DanielBMarkham · on Nov 30, 2009

I'll pick on Google, and use memory.

1) Google is notorious for peer-reviewing code.

2) IIRC, Google also has some functional/provable code

In general, large, critical datasets are routinely processed by businesses. Businesses who use separate testing groups, code reviews, and tiger teams to validate each others' work. None of this is new information (at least to me)

Of course, transparency doesn't extend beyond the organization's walls in many instances. If you thought I was saying that it did then I mis-communicated.

RichKatz · on Nov 30, 2009

However, in many instances, transparency does extend well beyond an organizations boundaries to the public domain.

Many scientific and business code-bases are open source. Since the advent of portable languages and VM-based back-ends, the practice of open sourced software has increased - not decreased. Many algorithms themselves are published and peer-reviewed.

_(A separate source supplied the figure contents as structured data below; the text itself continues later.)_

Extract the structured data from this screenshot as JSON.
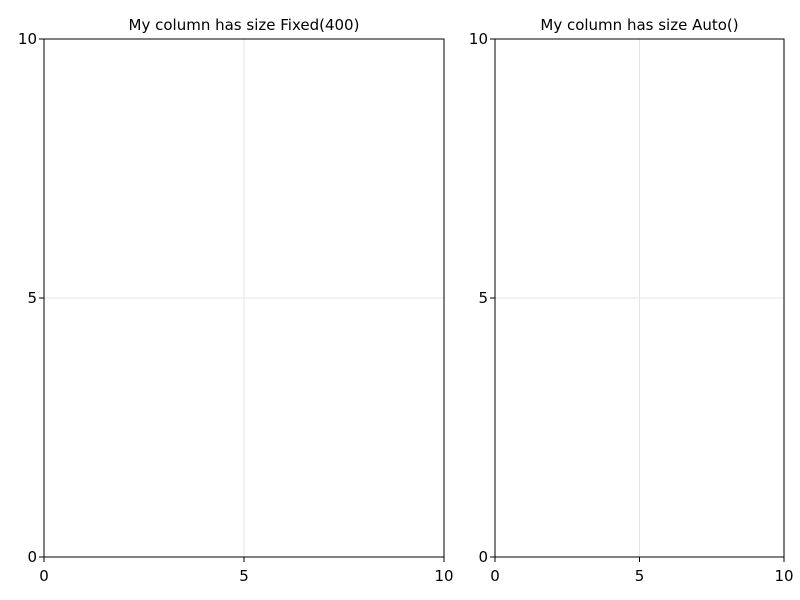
{
  "chart_data": [
    {
      "type": "scatter",
      "title": "My column has size Fixed(400)",
      "xlabel": "",
      "ylabel": "",
      "xlim": [
        0,
        10
      ],
      "ylim": [
        0,
        10
      ],
      "x_ticks": [
        0,
        5,
        10
      ],
      "y_ticks": [
        0,
        5,
        10
      ],
      "grid": true,
      "series": []
    },
    {
      "type": "scatter",
      "title": "My column has size Auto()",
      "xlabel": "",
      "ylabel": "",
      "xlim": [
        0,
        10
      ],
      "ylim": [
        0,
        10
      ],
      "x_ticks": [
        0,
        5,
        10
      ],
      "y_ticks": [
        0,
        5,
        10
      ],
      "grid": true,
      "series": []
    }
  ],
  "colors": {
    "frame": "#000000",
    "grid": "#e6e6e6",
    "background": "#ffffff"
  }
}
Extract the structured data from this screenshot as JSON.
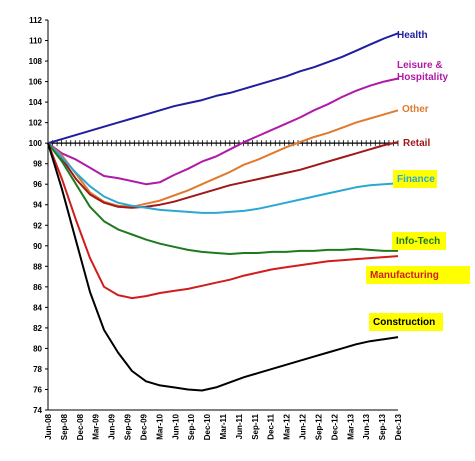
{
  "chart_data": {
    "type": "line",
    "title": "",
    "xlabel": "",
    "ylabel": "",
    "ylim": [
      74,
      112
    ],
    "yticks": [
      74,
      76,
      78,
      80,
      82,
      84,
      86,
      88,
      90,
      92,
      94,
      96,
      98,
      100,
      102,
      104,
      106,
      108,
      110,
      112
    ],
    "x_tick_labels": [
      "Jun-08",
      "Sep-08",
      "Dec-08",
      "Mar-09",
      "Jun-09",
      "Sep-09",
      "Dec-09",
      "Mar-10",
      "Jun-10",
      "Sep-10",
      "Dec-10",
      "Mar-11",
      "Jun-11",
      "Sep-11",
      "Dec-11",
      "Mar-12",
      "Jun-12",
      "Sep-12",
      "Dec-12",
      "Mar-13",
      "Jun-13",
      "Sep-13",
      "Dec-13"
    ],
    "reference_line": 100,
    "grid": false,
    "series": [
      {
        "name": "Health",
        "color": "#1f1f9e",
        "label_bg": "",
        "values": [
          100,
          100.4,
          100.8,
          101.2,
          101.6,
          102.0,
          102.4,
          102.8,
          103.2,
          103.6,
          103.9,
          104.2,
          104.6,
          104.9,
          105.3,
          105.7,
          106.1,
          106.5,
          107.0,
          107.4,
          107.9,
          108.4,
          109.0,
          109.6,
          110.2,
          110.7
        ]
      },
      {
        "name": "Leisure & Hospitality",
        "color": "#b01aa8",
        "label_bg": "",
        "values": [
          100,
          99,
          98.4,
          97.6,
          96.8,
          96.6,
          96.3,
          96.0,
          96.2,
          96.9,
          97.5,
          98.2,
          98.7,
          99.4,
          100.1,
          100.7,
          101.3,
          101.9,
          102.5,
          103.2,
          103.8,
          104.5,
          105.1,
          105.6,
          106.0,
          106.3
        ]
      },
      {
        "name": "Other",
        "color": "#e07a2e",
        "label_bg": "",
        "values": [
          100,
          98.8,
          97,
          95.2,
          94.3,
          93.9,
          93.8,
          94.1,
          94.4,
          94.9,
          95.4,
          96.0,
          96.6,
          97.2,
          97.9,
          98.4,
          99.0,
          99.6,
          100.1,
          100.6,
          101.0,
          101.5,
          102.0,
          102.4,
          102.8,
          103.2
        ]
      },
      {
        "name": "Retail",
        "color": "#a01818",
        "label_bg": "",
        "values": [
          100,
          98.5,
          96.5,
          95.0,
          94.2,
          93.8,
          93.7,
          93.8,
          94.0,
          94.3,
          94.7,
          95.1,
          95.5,
          95.9,
          96.2,
          96.5,
          96.8,
          97.1,
          97.4,
          97.8,
          98.2,
          98.6,
          99.0,
          99.4,
          99.8,
          100.1
        ]
      },
      {
        "name": "Finance",
        "color": "#2aa8d4",
        "label_bg": "#ffff00",
        "values": [
          100,
          98.6,
          97.1,
          95.8,
          94.8,
          94.2,
          93.9,
          93.7,
          93.5,
          93.4,
          93.3,
          93.2,
          93.2,
          93.3,
          93.4,
          93.6,
          93.9,
          94.2,
          94.5,
          94.8,
          95.1,
          95.4,
          95.7,
          95.9,
          96.0,
          96.1
        ]
      },
      {
        "name": "Info-Tech",
        "color": "#1f7a1f",
        "label_bg": "#ffff00",
        "values": [
          100,
          98.2,
          96,
          93.8,
          92.4,
          91.6,
          91.1,
          90.6,
          90.2,
          89.9,
          89.6,
          89.4,
          89.3,
          89.2,
          89.3,
          89.3,
          89.4,
          89.4,
          89.5,
          89.5,
          89.6,
          89.6,
          89.7,
          89.6,
          89.5,
          89.5
        ]
      },
      {
        "name": "Manufacturing",
        "color": "#d21c1c",
        "label_bg": "#ffff00",
        "values": [
          100,
          96.5,
          92.5,
          88.8,
          86.0,
          85.2,
          84.9,
          85.1,
          85.4,
          85.6,
          85.8,
          86.1,
          86.4,
          86.7,
          87.1,
          87.4,
          87.7,
          87.9,
          88.1,
          88.3,
          88.5,
          88.6,
          88.7,
          88.8,
          88.9,
          89.0
        ]
      },
      {
        "name": "Construction",
        "color": "#000000",
        "label_bg": "#ffff00",
        "values": [
          100,
          95.5,
          90.5,
          85.5,
          81.8,
          79.6,
          77.8,
          76.8,
          76.4,
          76.2,
          76.0,
          75.9,
          76.2,
          76.7,
          77.2,
          77.6,
          78.0,
          78.4,
          78.8,
          79.2,
          79.6,
          80.0,
          80.4,
          80.7,
          80.9,
          81.1
        ]
      }
    ]
  }
}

You can purchase Corman's Introduction to Algoritms, Knuth's books Sedgewick's books, the Stony Brook Algorithm Repository. Scientific software has been especially drawn to participate in open-source. From the beginning, efforts of scientific software were focused on to increased accuracy and minimizing error. Start from Anthony Ralston's books and Richard Hamming's book for instance.

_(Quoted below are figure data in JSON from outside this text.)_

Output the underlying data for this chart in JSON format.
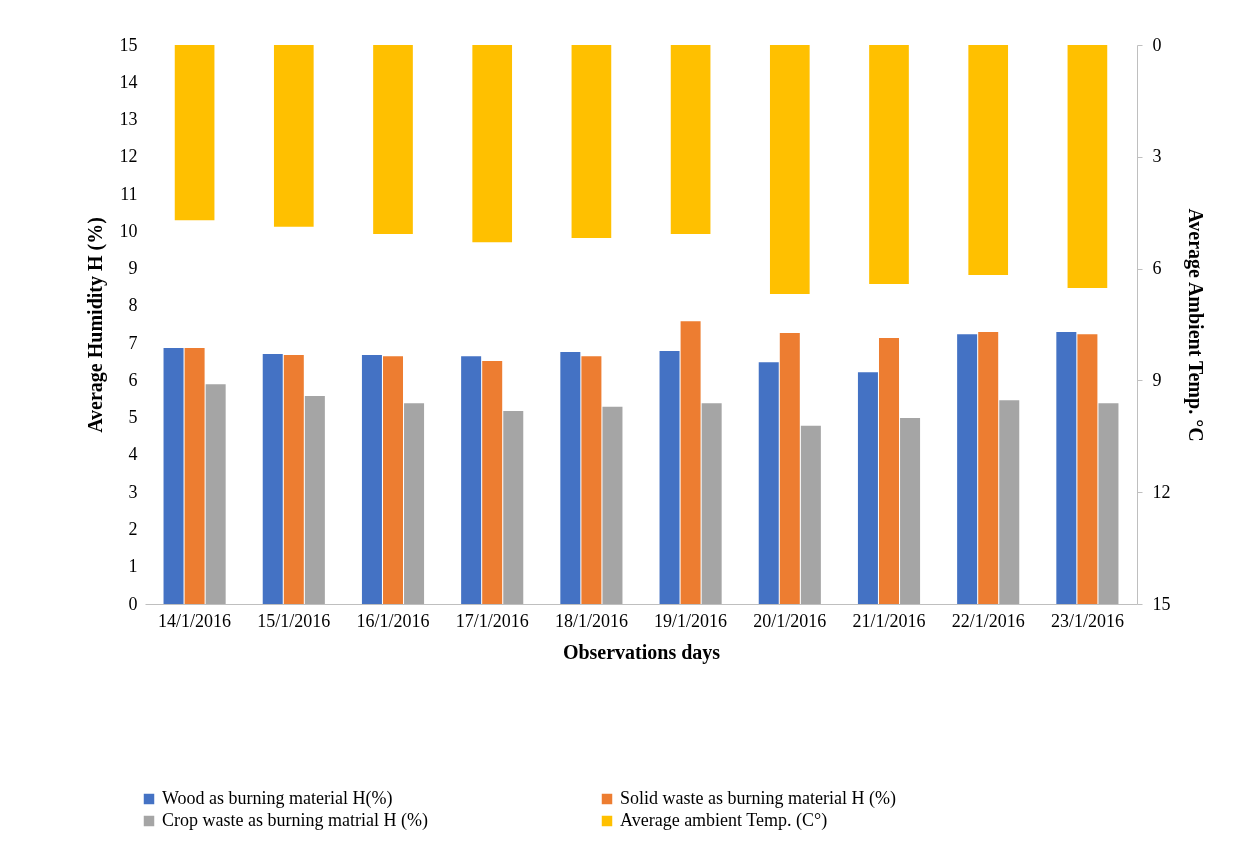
{
  "chart_data": {
    "type": "bar",
    "xlabel": "Observations days",
    "ylabel": "Average Humidity  H (%)",
    "y2label": "Average Ambient Temp. °C",
    "categories": [
      "14/1/2016",
      "15/1/2016",
      "16/1/2016",
      "17/1/2016",
      "18/1/2016",
      "19/1/2016",
      "20/1/2016",
      "21/1/2016",
      "22/1/2016",
      "23/1/2016"
    ],
    "series": [
      {
        "name": "Wood as burning material H(%)",
        "color": "#4472c4",
        "values": [
          6.87,
          6.71,
          6.68,
          6.65,
          6.76,
          6.79,
          6.49,
          6.22,
          7.24,
          7.3
        ]
      },
      {
        "name": "Solid waste as burning material H (%)",
        "color": "#ed7d31",
        "values": [
          6.87,
          6.68,
          6.65,
          6.52,
          6.65,
          7.59,
          7.27,
          7.14,
          7.3,
          7.24
        ]
      },
      {
        "name": "Crop waste as burning matrial H (%)",
        "color": "#a5a5a5",
        "values": [
          5.9,
          5.58,
          5.39,
          5.18,
          5.29,
          5.39,
          4.78,
          4.99,
          5.47,
          5.39
        ]
      },
      {
        "name": "Average ambient Temp.  (C°)",
        "color": "#ffc000",
        "axis": "y2",
        "values": [
          4.7,
          4.88,
          5.07,
          5.29,
          5.18,
          5.07,
          6.68,
          6.41,
          6.17,
          6.52
        ]
      }
    ],
    "ylim": [
      0,
      15
    ],
    "yticks": [
      0,
      1,
      2,
      3,
      4,
      5,
      6,
      7,
      8,
      9,
      10,
      11,
      12,
      13,
      14,
      15
    ],
    "y2lim": [
      15,
      0
    ],
    "y2ticks": [
      0,
      3,
      6,
      9,
      12,
      15
    ],
    "legend": "bottom",
    "grid": false
  }
}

Peer review is available and performed at numerous levels. The original criticism "no one" does peer review is over-drawn, misleading, and I would say, unfounded.

frig · on Nov 30, 2009

Yes, you did miscommunicate; even allowing for the miscommunication you're making an extremely poorly-considered analogy.

The kind of peer review that matters for purposes of scientific integrity is review by outsiders; eg, a paper is "peer-reviewed" when experts in the field not involved in writing it or conducting its research give it a going-over and see if it appears to hold up.

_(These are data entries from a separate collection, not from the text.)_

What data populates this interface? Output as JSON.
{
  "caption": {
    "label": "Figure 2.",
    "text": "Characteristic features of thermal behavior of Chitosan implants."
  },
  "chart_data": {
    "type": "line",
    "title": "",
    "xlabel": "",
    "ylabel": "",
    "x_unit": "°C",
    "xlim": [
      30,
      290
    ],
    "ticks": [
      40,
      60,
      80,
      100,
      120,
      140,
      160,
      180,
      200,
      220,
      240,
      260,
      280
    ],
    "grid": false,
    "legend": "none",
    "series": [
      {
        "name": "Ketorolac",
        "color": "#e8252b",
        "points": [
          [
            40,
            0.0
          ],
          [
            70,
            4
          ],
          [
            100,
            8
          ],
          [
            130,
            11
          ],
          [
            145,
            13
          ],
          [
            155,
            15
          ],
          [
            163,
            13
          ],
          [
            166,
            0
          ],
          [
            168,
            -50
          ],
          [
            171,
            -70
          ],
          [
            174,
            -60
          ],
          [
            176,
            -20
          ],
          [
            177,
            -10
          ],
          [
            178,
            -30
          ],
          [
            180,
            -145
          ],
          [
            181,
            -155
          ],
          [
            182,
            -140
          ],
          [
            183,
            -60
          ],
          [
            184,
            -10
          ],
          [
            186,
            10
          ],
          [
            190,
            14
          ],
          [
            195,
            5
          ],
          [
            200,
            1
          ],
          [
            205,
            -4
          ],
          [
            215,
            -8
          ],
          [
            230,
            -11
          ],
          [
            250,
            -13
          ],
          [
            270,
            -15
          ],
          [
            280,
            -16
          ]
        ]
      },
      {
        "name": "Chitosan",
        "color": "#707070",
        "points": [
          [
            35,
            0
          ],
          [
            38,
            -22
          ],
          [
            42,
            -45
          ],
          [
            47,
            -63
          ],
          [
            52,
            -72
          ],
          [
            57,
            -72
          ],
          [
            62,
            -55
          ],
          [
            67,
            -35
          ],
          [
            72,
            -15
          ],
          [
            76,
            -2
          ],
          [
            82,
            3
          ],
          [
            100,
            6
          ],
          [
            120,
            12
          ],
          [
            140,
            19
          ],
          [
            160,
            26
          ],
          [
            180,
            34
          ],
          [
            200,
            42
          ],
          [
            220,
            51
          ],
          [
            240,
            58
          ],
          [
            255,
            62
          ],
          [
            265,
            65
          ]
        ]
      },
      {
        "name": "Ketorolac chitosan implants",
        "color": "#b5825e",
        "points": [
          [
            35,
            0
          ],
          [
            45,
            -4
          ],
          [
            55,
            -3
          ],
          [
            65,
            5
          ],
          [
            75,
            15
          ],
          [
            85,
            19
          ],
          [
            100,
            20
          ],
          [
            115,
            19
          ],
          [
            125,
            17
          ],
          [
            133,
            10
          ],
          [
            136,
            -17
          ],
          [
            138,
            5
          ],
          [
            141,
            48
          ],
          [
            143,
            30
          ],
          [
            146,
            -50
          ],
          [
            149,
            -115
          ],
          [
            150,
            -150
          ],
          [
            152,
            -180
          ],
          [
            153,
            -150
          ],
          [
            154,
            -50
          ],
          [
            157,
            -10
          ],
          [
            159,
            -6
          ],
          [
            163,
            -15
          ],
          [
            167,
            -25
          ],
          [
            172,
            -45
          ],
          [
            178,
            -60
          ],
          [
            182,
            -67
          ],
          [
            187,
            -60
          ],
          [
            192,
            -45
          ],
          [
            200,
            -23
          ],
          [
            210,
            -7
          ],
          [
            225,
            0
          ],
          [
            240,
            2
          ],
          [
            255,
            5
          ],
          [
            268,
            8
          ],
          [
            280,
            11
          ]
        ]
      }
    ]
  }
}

The kind of transparency that matters for purposes of scientific integrity is making data available as-is to outsiders, so that they can meaningfully replicate your results ab initio (or, perhaps, not!).

Neither Google nor Amazon conducts meaningful amounts of peer review in the scientific sense nor are they transparent in the scientific sense (nor should they be, the last thing I want is any old anyone seeing the raw data backing someone else's gmail account or search history).

So you're making a useless assertion in the context of the issue at hand: neither Google nor Amazon does much "peer review" (to my knowledge Microsoft in fact does to some limited extent with shared source and hiring 3rd party auditors for some important code chunks); neither is "transparent".

In this thread you'll find multiple people speaking from positions of actual experience working on large-scale endeavors of scientific computation who've commented at length upon their internal practices.

I'm not going to repeat what they've typed but if you read those comments you will see that at least those commenting here were in fact engaging in what you're calling "peer review" and "transparency" wrt their development practices; their reports match my experience concerning scientific computation with large annual budgets but I won't claim any authority for my anecdotal experiences.

I will close out by posting a protip here; you might benefit from it but it's not specifically aimed at you.

If a blog with a name like "chicagoboyz" makes a bold, sweeping, and somewhat shocking assertion about an entire area of human endeavor -- that it itself has no plausible claim to expertise in (it's an ec blog, not a large-scale computation blog, and no claim of direct experience was made that I saw) -- and you find yourself nodding your head and thinking "yeah, that sounds plausible", proceed to do the following:

- slow down, step away from the computer, and count to 20 backwards in greek

- ask yourself: do I have any concrete knowledge, at all, about the area this claim is being made? Any involvement in a project in that area, or business involving that area, etc.? (In this case: do you have any direct experience with large-scale computational efforts in science? do you know anyone who's been involved in such a project? anything beyond the flamebait du jour?)

- if you do have any concrete knowledge: great, you have at least some nonzero evidence base from which your initial "yeah, that's right feeling" may or may not be substantiated. Think carefully about what you already know and see if the "yeah that's right" feeling holds up.

- if you don't have any concrete knowledge: you've given yourself an awesome opportunity for self-discovery and personal growth. Clearly there's something that makes you want to uncritically believe this specific sweeping claim about some area about which you literally know nothing concrete; we generally consider who believe sweeping claims without evidence suckers, and we've found an area where your preexisting biases leave you a sucker, and therefore at the mercy of others. You might still have the right intuition about the sweeping claim, but at least take the opportunity to de-suckerify yourself on this front before drawing your conclusion.